In a statement, Outdoor Adventures spokesman Graham Aldcroft said there are now no firearms on site and any time a sled dog will be euthanized in the future it will be done in a vet's office. "While we were aware of the relocation and euthanization of dogs at "Howling Dog Tours" we were completely unaware of the details of the incident until reading the WCB document Sunday," he stated in the release. Outdoor Adventures had a financial stake in 'Howling Dogs' with the operational control of the company in the hands of the worker referred to in the WCB ruling, according to CKNW. Outdoor Adventures is owned by 29-year-old Joey Houssian, whom Pique Magazine identifies as the son of Intrawest scion Joe Houssian. B.C. NDP leadership candidate Mike Farnworth said Monday that B.C. needs stronger protection for animals and tougher penalties against their abusers.
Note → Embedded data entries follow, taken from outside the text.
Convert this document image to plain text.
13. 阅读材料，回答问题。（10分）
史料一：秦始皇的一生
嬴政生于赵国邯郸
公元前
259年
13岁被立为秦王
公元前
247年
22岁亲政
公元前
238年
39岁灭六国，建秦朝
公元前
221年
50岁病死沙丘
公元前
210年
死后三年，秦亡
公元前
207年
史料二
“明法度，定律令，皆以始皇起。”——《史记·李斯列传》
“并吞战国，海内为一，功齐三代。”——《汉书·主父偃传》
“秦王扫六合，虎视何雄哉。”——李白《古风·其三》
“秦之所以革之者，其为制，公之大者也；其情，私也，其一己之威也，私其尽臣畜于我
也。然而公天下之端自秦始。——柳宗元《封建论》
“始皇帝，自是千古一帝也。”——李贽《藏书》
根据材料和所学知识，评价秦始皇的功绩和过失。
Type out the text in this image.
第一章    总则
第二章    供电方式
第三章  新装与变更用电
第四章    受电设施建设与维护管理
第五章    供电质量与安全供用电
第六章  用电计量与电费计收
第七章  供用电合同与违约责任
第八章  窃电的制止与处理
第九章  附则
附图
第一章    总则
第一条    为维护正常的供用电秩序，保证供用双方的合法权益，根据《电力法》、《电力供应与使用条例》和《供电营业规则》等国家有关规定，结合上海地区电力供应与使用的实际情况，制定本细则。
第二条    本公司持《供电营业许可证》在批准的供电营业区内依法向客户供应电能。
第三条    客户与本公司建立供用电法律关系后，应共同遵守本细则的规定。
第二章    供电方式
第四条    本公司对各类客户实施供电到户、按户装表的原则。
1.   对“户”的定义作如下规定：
Commenting on the Whistler dog cull and the Dawson Creek case where a dog's body was frozen in a tub of water, he said, "As an animal lover, I along with the vast majority of British Columbians find these stories despicable. Clearly, we need to send a stronger message to those who think animal abuse is acceptable. "We need to treat animal abuse as the horrific crime that it is. Anyone caught doing it should be significantly punished."